#Procedural spiral generator

So, I thought to start playing with vertices positions in the hope of finding some good mesh shape.

I came up with this weird idea of using a starting point in the space, then adding to it a distance and an angle to find a second point, then doing the same to the second point to find the third one and so on.

I wanted to know if I would ended up drawing a circle by using this algorithm and, surprise, it kinda worked.
I don't know how but, no matter the angle and the distance, as long as they are constants those segments always close the ring shape as long as they are enough in number.

This is the function I use to find the next point based on the previous one:

fn get_next_3d(p: [f32; 3], distance: f32, theta: f32, gamma: f32) -> [f32; 3] {
    [
        p[0] + distance * theta.sin() * gamma.cos(),
        p[1] + distance * theta.sin() * gamma.sin(),
        p[2] + distance * theta.cos(),
    ]
}

It's using spherical coordinates, where p[0] is the old x, p[1] the y and p[2] the z.
distance is the distance from the previous point, theta is the angle between the z axis and the x axis, and gamma is the angle between the x axis and the y axis.

So, if I call the above function in a loop (let's say ranged between 0 and 50) where the radius is constant and z is always 0., then I get a closed ring.

If, instead, I slowly increase the distance from 0 to 25 and then decrease it again from 25 to 50. And if I also constantly increase z from 0 to 1, then I get two cones (as in the second attached gif).
This is how the distance is increased and decreased at each loop (num):

        if num < iterations_f32 / 2.0 {
            d = distance * (num / iterations_f32);
        } else {
            d = distance * ((iterations_f32 - num) / iterations_f32);
        }

Is it possible:
To get a flat ring instead of circles?
To get a sphere instead of cones?
To apply triangulation to create a mesh out of these vertices?
How?

here's something similar: https://youtu.be/bqtqltqcQhw?t=104

in thise case it creates a sphere with uniform vertices

Awesome, thanks for pointing me to the right direction!

By the way I realized I can keep the distance constant and changing the theta angle instead (PI * (num / iterations_f32)).

More similar to a sphere than before but still far from what it's done in the video you shared.

I'll try it out.

How?

A circle is an infinity of 0-length segments, with a 0 angle increment between each step.

Your algorithm draws regular polygons; when the number of sides tend to infinity the polygon shape converges to a circle. Since the screen pixels are discreet, you don't need to wait for infinity, at some point the segments are smaller than a pixel and you see a circle.
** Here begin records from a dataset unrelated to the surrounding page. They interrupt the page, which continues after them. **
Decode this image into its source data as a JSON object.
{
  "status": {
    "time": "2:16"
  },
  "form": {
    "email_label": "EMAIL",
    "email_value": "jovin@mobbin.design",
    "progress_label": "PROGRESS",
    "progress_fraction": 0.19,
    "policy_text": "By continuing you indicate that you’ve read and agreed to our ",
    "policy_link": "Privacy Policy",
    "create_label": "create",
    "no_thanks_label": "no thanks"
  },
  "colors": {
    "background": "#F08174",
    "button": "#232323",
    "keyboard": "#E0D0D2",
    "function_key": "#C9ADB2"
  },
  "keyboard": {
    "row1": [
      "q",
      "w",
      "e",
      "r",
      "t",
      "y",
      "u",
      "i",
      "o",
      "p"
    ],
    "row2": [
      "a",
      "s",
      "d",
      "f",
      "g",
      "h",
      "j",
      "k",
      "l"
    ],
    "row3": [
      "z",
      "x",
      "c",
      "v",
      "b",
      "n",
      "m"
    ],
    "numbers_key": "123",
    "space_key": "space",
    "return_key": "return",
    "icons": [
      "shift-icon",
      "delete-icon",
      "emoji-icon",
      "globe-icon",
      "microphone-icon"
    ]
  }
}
To make a sphere out of a series of polygons like this, vary the radius with sin(z) instead of linearly with z, where z here is the axis of the cone you had.

Constant -> cylinder
Linear -> cone
sin -> sphere

You can triangulate by hand after that, by creating triangle "strips" between two consecutive polygons, which is not too hard if they have the same number of sides (N sides, 2N triangles per strip).

For the sphere case you will end up with a so-called UV-sphere

Oh actually i didn't see you were generating a single line sorry. The GIF is quite small for me. The above works only with a series of polygons, not a single line.

Well, the sphere part is still correct though. But I'm not quite sure what's the interest of trying to mesh that spiral shape, that will probably be quite difficult.

Hi djee, thanks for your detailed explanation.
Sorry my code and gifs are slightly misleading.

Yes that's a single line, and also I don't have the actual radius. What I call radius is actually the distance between the previous point and the next one.

(I'll try to change the variable naming above to make it clearer).

I agree, what I was trying to achieve probably wasn't worth the effort.
It's interesting however to see that, having a segment length and an increasing angle, you can get regular polygons like that, at least in the 2d world.